Miguel Gravet referred to the benefits and opportunities of investing in alternative assets, showing as an example the Canadian pension funds, which have invested more than half in alternative assets, and 21% of those investments are in the real estate market. In this sense, the increase in the investment limit for these assets defined by the regulator is welcomed, however, Chile is still far from real estate investment levels such as the Canadian one, although according to the specialist, this shows a trend that we can continue with regard to buildnig portfolios.

"At AFP Capital, we believe that some of the advantages for institutional investors in real estate assets lie in their contribution to diversifying the portfolio, offer protection against inflation, and also allow a high level of leverage since they have mortgage guarantees that allow them to borrow in order to acquire new assets, ”said Gravet.
As to AFP Capital, the team of specialists continues to increase. “We want the steps we are taking in alternative assets to be firm and we are all aligned in the construction of the program. This is a key project for AFP Capital because it aims to raise affiliates' pensions in the medium term,” he assured.

In turn, Víctor Guevara shared SURA Investment Management's viewpoint regarding each type of asset that the local market offers, where the segments of office leases have a higher presence, whose vacancy levels have dropped accompanied by an increase in rental prices, and which are particularly challenged in the context of Covid-19 by the increase in teleworking. However, the director of acquisitions, in charge of purchasing real estate assets in Chile, does not necessarily see the rise in home office as a threat to the office market since the leases are under medium-term contracts. So, while it is a change, this will take place gradually.

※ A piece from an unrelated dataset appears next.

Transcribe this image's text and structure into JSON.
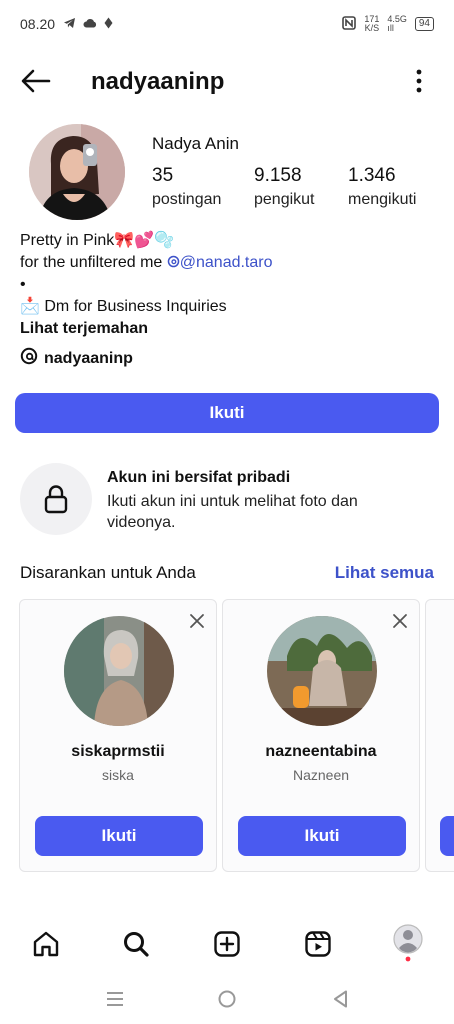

As to the industrial market, he describes it as "a segment with high demand, decreasing vacancy and future warehouse production below last few years". In this sense, we can see an opportunity in this segment, associated with the increase in e-commerce, and the need for product storage.

Finally, Daniel Soto referred to how real estate can be efficiently complemented with traditional assets to diversify the portfolio, ensuring that, in a balanced risk portfolio, real estate investments should represent close to 20% of the portfolio. On the other hand, he pointed out that house prices have followed the profitability of other assets such as equities and fixed income, however, the return on real estate investment has lower volatility than IPSA and is closer to that of fixed income.

Regarding the current situation of the markets and their impact on current investments, the head of the Investment Strategy points out that “real estate funds in Chile which have mainly commercial properties and are being traded below book value. We see this as an opportunity in the long term as we believe that the prices of these assets should continue to tend to rise. We do not see a central scenario in which the price of real estate assets falls and, on the other hand, nor do we see that the flow capacity of these assets has finally deteriorated significantly in recent times. Obviously, there will be some stress due to the situation we are experiencing, but in the medium and long term this should tend to recover as it has happened other times in the past.”